In the final analysis, I must say that some of his poems - rather may be their translation- are too abstruse to comprehend, while some poems are so beautifully transliterated that they seem to keep the meaning flowing touching the heart and mind both. It may be due to the subtlety of thoughts and Bengali sensibility, not easily subjected to transcreating their real extractable meaning in some other languages. However, as the translator of this volume is himself a Bengali, a scholar, a poet, he has done justice to the original poet to transport his poetic essence in English. Barring a few poems, almost all the poems are quite comprehensible to me and appeal to my mind and heart alike. Kiriti Sengupta really deserves our hats-off !!!
The only shortcoming I have found in presentation is that the poems selected don't seem to fit into a proper sequence in sync with the varied moods of the poet.

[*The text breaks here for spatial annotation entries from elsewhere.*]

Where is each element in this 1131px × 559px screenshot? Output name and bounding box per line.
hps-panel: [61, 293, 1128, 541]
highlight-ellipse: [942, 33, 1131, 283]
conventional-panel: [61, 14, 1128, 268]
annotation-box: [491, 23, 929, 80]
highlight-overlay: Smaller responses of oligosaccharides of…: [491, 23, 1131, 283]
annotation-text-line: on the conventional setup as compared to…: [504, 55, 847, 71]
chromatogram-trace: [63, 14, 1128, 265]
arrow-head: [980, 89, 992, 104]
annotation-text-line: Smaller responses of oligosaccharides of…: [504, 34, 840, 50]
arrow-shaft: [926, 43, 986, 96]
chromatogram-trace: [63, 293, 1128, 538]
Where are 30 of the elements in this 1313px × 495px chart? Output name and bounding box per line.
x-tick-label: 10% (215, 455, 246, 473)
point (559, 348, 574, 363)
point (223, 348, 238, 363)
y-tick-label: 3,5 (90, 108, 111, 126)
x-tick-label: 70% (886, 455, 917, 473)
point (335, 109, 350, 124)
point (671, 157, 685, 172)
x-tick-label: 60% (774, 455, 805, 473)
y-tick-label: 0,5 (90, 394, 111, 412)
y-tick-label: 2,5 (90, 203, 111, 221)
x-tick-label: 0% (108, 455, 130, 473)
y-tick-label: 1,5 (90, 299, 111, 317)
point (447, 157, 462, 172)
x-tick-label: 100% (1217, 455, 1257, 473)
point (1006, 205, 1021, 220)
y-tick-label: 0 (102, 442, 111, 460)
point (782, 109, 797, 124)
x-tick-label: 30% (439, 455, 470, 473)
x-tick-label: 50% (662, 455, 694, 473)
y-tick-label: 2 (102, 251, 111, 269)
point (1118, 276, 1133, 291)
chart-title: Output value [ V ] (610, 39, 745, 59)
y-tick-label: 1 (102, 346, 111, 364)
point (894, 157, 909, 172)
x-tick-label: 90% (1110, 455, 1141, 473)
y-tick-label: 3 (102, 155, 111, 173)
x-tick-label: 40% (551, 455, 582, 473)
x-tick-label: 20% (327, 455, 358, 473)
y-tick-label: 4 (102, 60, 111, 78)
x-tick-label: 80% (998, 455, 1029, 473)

Poems are drenched in melancholy, even so they are impressive.There should have been more emphasis on some optimistic elements as well. Except a few ones suffused with optimism, rest of the poems seem to be sobbing with pessimism.The best thing is that creation of poetry and poems has been well highlighted in many of the poems sensibly singled out for the best and excellent translation.

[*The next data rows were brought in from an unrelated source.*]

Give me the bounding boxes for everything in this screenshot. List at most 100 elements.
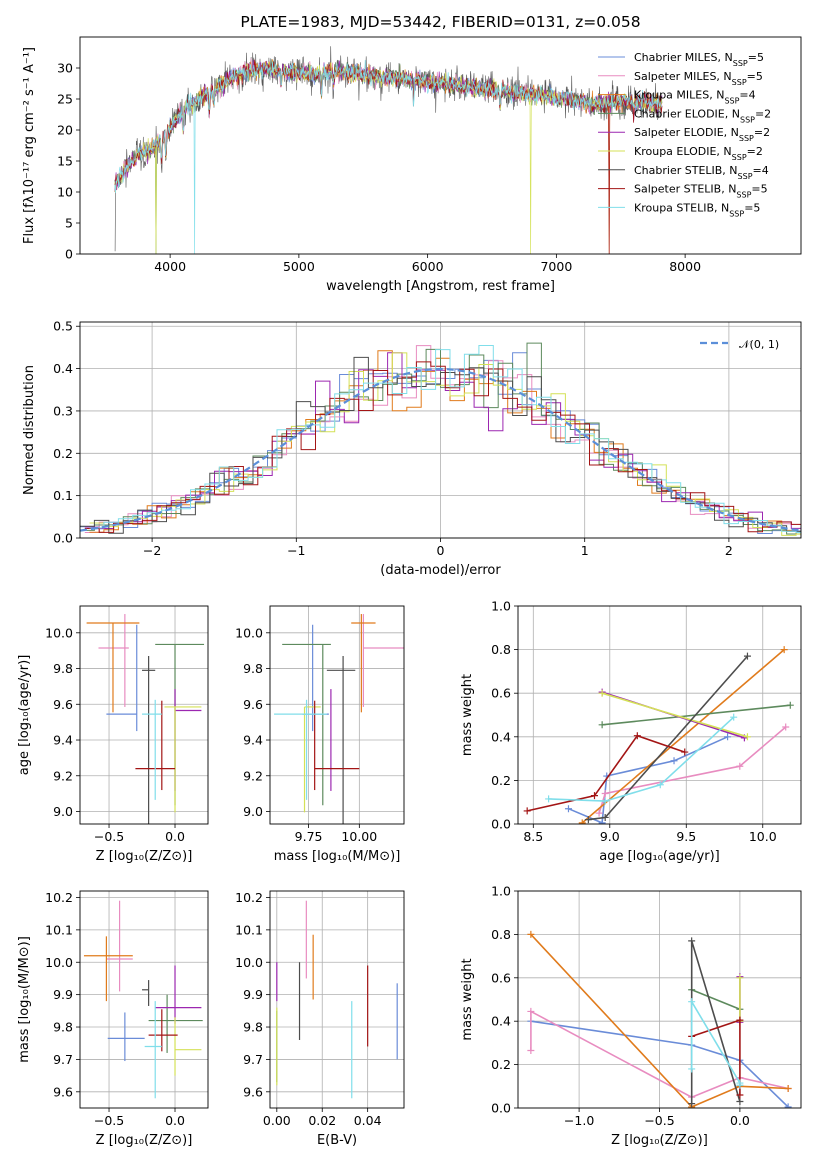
y-tick-label: 10.2 [235,890,263,905]
point-marker [688,1065,696,1073]
point-marker [730,713,738,721]
histogram-kroupa-stelib [89,345,801,533]
y-tick-label: 20 [57,123,73,138]
series-kroupa-elodie [598,689,751,741]
y-tick-label: 9.4 [243,733,263,748]
point-marker [527,930,535,938]
point-marker [688,1100,696,1108]
x-tick-label: 10.00 [341,829,377,844]
point-marker [527,1046,535,1054]
errorbar-kroupa-miles [351,614,376,713]
x-axis-label: wavelength [Angstrom, rest frame] [326,279,555,294]
histogram-chabrier-stelib [80,356,801,538]
chart-age_vs_z: −0.5 0.0 9.0 9.2 9.4 9.6 9.8 10.0 Z [log₁₀(Z/Z⊙)… [17,605,209,864]
legend: Chabrier MILES, NSSP=5 Salpeter MILES, NS… [598,51,771,218]
chart-title: PLATE=1983, MJD=53442, FIBERID=0131, z=0… [240,13,640,31]
x-axis-label: Z [log₁₀(Z/Z⊙)] [611,1133,708,1148]
y-tick-label: 9.0 [53,804,73,819]
y-axis-label: age [log₁₀(age/yr)] [17,655,32,776]
axes-frame [79,890,209,1109]
point-marker [670,757,678,765]
errorbar-kroupa-miles [86,622,140,713]
x-tick-label: −0.5 [94,829,124,844]
point-marker [736,1081,744,1089]
errorbar-kroupa-stelib [144,1001,162,1099]
point-marker [598,819,606,824]
x-tick-label: 1 [581,543,589,558]
errorbar-kroupa-elodie [303,706,321,813]
chart-mass_vs_ebv: 0.00 0.02 0.04 9.6 9.7 9.8 9.9 10.0 10.1 10.2 E(B-… [235,890,405,1148]
histogram-salpeter-stelib [84,361,801,533]
x-tick-label: 8000 [669,259,701,274]
x-tick-label: 2 [725,543,733,558]
spectrum-chabrier-elodie [114,59,663,254]
plot-area [83,900,203,1099]
spectrum-kroupa-miles [114,59,663,254]
y-tick-label: 10.2 [45,890,73,905]
errorbar-salpeter-stelib [314,700,360,791]
spectrum-chabrier-miles [114,61,663,192]
legend-label-kroupa-elodie: Kroupa ELODIE, NSSP=2 [634,145,763,162]
y-tick-label: 0.0 [491,1101,511,1116]
y-tick-label: 0.8 [491,927,511,942]
y-tick-label: 0.2 [491,1057,511,1072]
point-marker [736,1097,744,1105]
errorbar-chabrier-miles [107,1012,145,1062]
y-tick-label: 0.5 [53,319,73,334]
y-tick-label: 9.2 [243,768,263,783]
x-tick-label: 0.04 [354,1113,382,1128]
y-tick-label: 9.6 [243,1084,263,1099]
x-tick-label: 0.02 [308,1113,336,1128]
chart-weight_vs_age: 8.5 9.0 9.5 10.0 0.0 0.2 0.4 0.6 0.8 1.0 age [log₁… [460,599,802,864]
y-tick-label: 9.6 [243,697,263,712]
point-marker [736,974,744,982]
x-axis-label: mass [log₁₀(M/M⊙)] [274,849,401,864]
point-marker [578,819,586,824]
y-tick-label: 9.9 [53,987,73,1002]
errorbar-chabrier-stelib [326,656,356,824]
chart-mass_vs_z: −0.5 0.0 9.6 9.7 9.8 9.9 10.0 10.1 10.2 Z [log₁₀(… [17,890,209,1148]
y-tick-label: 25 [57,92,73,107]
point-marker [688,998,696,1006]
y-tick-label: 9.8 [53,1020,73,1035]
errorbar-chabrier-stelib [142,656,156,824]
y-tick-label: 9.9 [243,987,263,1002]
x-tick-label: −0.5 [94,1113,124,1128]
point-marker [656,781,664,789]
y-axis-label: Normed distribution [22,365,37,495]
y-tick-label: 0.2 [53,446,73,461]
plot-area [276,900,398,1099]
legend-label-salpeter-miles: Salpeter MILES, NSSP=5 [634,70,763,87]
chart-weight_vs_z: −1.0 −0.5 0.0 0.0 0.2 0.4 0.6 0.8 1.0 Z [log₁₀(Z/… [460,884,802,1148]
y-axis-label: mass weight [460,674,475,756]
y-tick-label: 0.4 [491,1014,511,1029]
x-axis-label: Z [log₁₀(Z/Z⊙)] [96,849,193,864]
y-tick-label: 0.1 [53,488,73,503]
point-marker [688,937,696,945]
y-tick-label: 9.8 [243,661,263,676]
y-tick-label: 9.8 [243,1020,263,1035]
chart-spectrum: 4000 5000 6000 7000 8000 0 5 10 15 20 25 30 waveleng… [22,13,802,294]
point-marker [784,1103,792,1108]
x-tick-label: 9.0 [600,829,620,844]
axes-frame [79,36,802,255]
point-marker [601,797,609,805]
axes-frame [269,890,405,1109]
spectrum-salpeter-stelib [114,59,663,254]
y-tick-label: 9.8 [53,661,73,676]
y-tick-label: 5 [65,216,73,231]
y-tick-label: 1.0 [491,884,511,899]
x-tick-label: 5000 [283,259,315,274]
y-tick-label: 0.6 [491,686,511,701]
series-chabrier-stelib [584,652,751,824]
y-tick-label: 0.8 [491,642,511,657]
point-marker [786,701,794,709]
legend-label-normal: 𝒩(0, 1) [739,338,779,351]
point-marker [545,795,553,803]
y-tick-label: 10.0 [45,625,73,640]
y-tick-label: 10.0 [235,955,263,970]
axes-frame [517,605,802,825]
y-tick-label: 10 [57,185,73,200]
spectrum-kroupa-stelib [114,59,663,254]
histogram-kroupa-elodie [89,352,801,536]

Bibhas Roy Chowdhury sets his poetic journey with “The People” in “The Small Boat” through thick and thin of “The weather Bulletin”, singing “Bhatiali,” and offering “The Offering” to “Eternal” souls, dispelling “The Lunatic” “Odor of Being Upset”, standing against “Death By Will”. protecting “Darling” “Poetry” “Speaking With the Self” that acts as spiritual and philosophical “The Connector” for flourishing of “Poetry of Hibiscus” in his heart, even in crisis of unpayable “The Debt; his “Poets and Poems” forms the “Ties of Brotherhood” in the world with “The Light House”, “Yes”sing and nursing “The Wound” with the constant support of “My Little Daughter”- poems , “Maa And Her Eldest Son” for evolution of his “Poetry” comforting and glorifying his poetic deeds dedicated “To My Departed Friends”, “Celebrating Tagore” even after his “The Sun Burnt Ashes” with glorious "Epitaph" on his poetic world for his avid readers. This is how Bibhas Roy Chowdhury's “Poem Continues”, well edited and forwarded by Don Martin, with wonderful “reincarnated expressions” vented out to us by flamboyant Kiriti Sengupta. in form of “ a seamless transition” from Bengali into English, with all “implied meanings, subtle forms and even flow intact” as it is and ,of course, with all poetic and linguistic beauty.
In short, Poem Continuous is, indeed, a dashing, sturdy and emphatic introduction of a great Bengali poet Bibhas Roy Chowdhury to the English world and a translational and transcreatinal excellence of Kiriti Senegupta. It is a beautiful volume recommended for understanding the "lush world of Bengali poetry" and its poetic, cultural sensibility as a whole.